Cécilia Bartoli © DECCAMaria Malibran. Cécilia Bartoli. Deux siècles les séparent. La musique les rapproche. Comme la Malibran, Cécilia Bartoli est fille et élève d'un couple de chanteurs. Toutes deux ont fait leur début en interprétant le personnage de Rosine, dans le Barbier de Séville, de Rossini. Cécilia Bartoli avait huit ans, la Malibran, cinq. Mais ce qui a surtout nourri si souvent les comparaisons entre les deux femmes, c'est leur voix de mezzo-soprano. Certains vont même jusqu'à penser que Cécilia Bartoli est la réincarnation de la Malibran.
La comparaison "amuse" Cécilia Bartoli et a nourri en elle une véritable fascination pour le mezzo-soprano espagnol. "Le fait qu'il n'y ait pas de document sonore entretient le mythe, le mystère et la curiosité sur Maria Malibran", explique-t-elle à LCI.fr.
"Une divinité"
Personnage fascinant, objet d'études et de recherches, tout en la Malibran plaît à Cécilia Bartoli qui collectionne depuis quinze ans les objets et les partitions qui lui sont liés (voir encadré ci-dessous). "La femme chanteuse, son tempérament, la compositrice, la grande cantatrice, tout m'intéresse". "La Malibran a travaillé très jeune avec son père, Garcia, professeur de chant et musicien. Elle a reçu une discipline qui lui a permis d'être chanteuse, pianiste, compositrice. C'était une artiste multitalent, une divinité qui descend sur terre", déclare avec passion la soprano italienne, chanteuse classique la plus populaire de son temps.
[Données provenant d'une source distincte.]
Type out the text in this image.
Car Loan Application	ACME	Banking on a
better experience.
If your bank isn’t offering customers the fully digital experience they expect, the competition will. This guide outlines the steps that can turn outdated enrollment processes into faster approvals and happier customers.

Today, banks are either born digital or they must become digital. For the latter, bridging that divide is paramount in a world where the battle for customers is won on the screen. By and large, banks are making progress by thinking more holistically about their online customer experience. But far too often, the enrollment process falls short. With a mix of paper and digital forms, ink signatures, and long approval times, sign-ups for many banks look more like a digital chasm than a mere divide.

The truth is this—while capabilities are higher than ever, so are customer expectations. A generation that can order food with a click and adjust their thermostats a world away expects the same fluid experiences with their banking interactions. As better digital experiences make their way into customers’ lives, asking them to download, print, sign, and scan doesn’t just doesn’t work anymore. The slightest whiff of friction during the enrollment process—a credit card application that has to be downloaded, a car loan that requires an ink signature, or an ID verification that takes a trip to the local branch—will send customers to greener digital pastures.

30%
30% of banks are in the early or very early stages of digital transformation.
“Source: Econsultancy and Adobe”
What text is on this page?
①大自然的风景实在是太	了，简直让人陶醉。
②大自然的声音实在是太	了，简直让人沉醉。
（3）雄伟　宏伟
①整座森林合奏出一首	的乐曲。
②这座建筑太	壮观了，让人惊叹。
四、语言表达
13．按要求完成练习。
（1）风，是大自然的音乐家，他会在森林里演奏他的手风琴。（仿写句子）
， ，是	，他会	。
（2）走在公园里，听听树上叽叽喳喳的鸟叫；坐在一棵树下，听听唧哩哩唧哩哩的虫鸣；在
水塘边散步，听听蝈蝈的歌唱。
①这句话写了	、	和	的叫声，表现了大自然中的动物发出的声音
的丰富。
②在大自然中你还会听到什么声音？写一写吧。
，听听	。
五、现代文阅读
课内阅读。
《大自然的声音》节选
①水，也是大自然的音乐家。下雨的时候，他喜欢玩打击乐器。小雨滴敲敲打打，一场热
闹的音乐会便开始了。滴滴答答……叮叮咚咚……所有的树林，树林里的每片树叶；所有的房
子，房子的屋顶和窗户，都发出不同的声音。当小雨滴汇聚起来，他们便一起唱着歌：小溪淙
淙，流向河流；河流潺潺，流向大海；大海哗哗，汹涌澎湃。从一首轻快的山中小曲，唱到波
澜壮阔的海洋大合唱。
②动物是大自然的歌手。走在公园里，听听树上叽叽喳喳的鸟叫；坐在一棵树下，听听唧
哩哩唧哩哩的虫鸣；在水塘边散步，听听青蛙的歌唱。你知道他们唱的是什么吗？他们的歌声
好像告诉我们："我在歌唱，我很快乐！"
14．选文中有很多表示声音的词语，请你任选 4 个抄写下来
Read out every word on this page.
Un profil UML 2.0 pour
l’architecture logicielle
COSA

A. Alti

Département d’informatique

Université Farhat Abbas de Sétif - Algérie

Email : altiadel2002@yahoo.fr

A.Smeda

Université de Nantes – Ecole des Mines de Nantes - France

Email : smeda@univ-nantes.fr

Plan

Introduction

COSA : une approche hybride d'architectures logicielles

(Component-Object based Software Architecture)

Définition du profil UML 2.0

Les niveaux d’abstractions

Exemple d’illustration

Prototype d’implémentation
"La Malibran, c'est la première diva romantique, je dirais même la première popstar romantique", dit-elle, un brin amusée. A l'époque, "la Madonna de l'art lyrique", comme la surnomme Cécilia Bartoli, remplit toutes les salles de concerts, de Madrid à New-York, où elle est acclamée par la foule. C'est la première grande chanteuse lyrique à accéder à la célébrité au début du XIXe siècle. Artiste complète à la vocalité très théâtrale, elle était capable de composer un air pour Donizetti, de s'adonner au flamenco et de s'ouvrir au "jodel" tyrolien (un large éventail de son répertoire est chanté sur Maria, le CD sorti le 17 septembre chez DECCA. Voir encadré ci-dessous).
Mort tragique
"C'est avec la Malibran que naît une sorte de réalisme sur scène car elle jouait en même temps qu'elle chantait", analyse Cécilia Bartoli qui vante la "facilité d'improvisation" de la chanteuse aux trois octaves. Mais la Malibran s'est aussi fait un nom par son tempérament et son avant-garde. Cette femme émancipée qui parlait plusieurs langues, portait le pantalon, était l'ami des artistes, dénote dans une époque pétrie de convenance. "C'est une femme qui décide d'aller contre les conventions et qui s'est battu pour l'émancipation féminine", rappelle Cécilia Bartoli.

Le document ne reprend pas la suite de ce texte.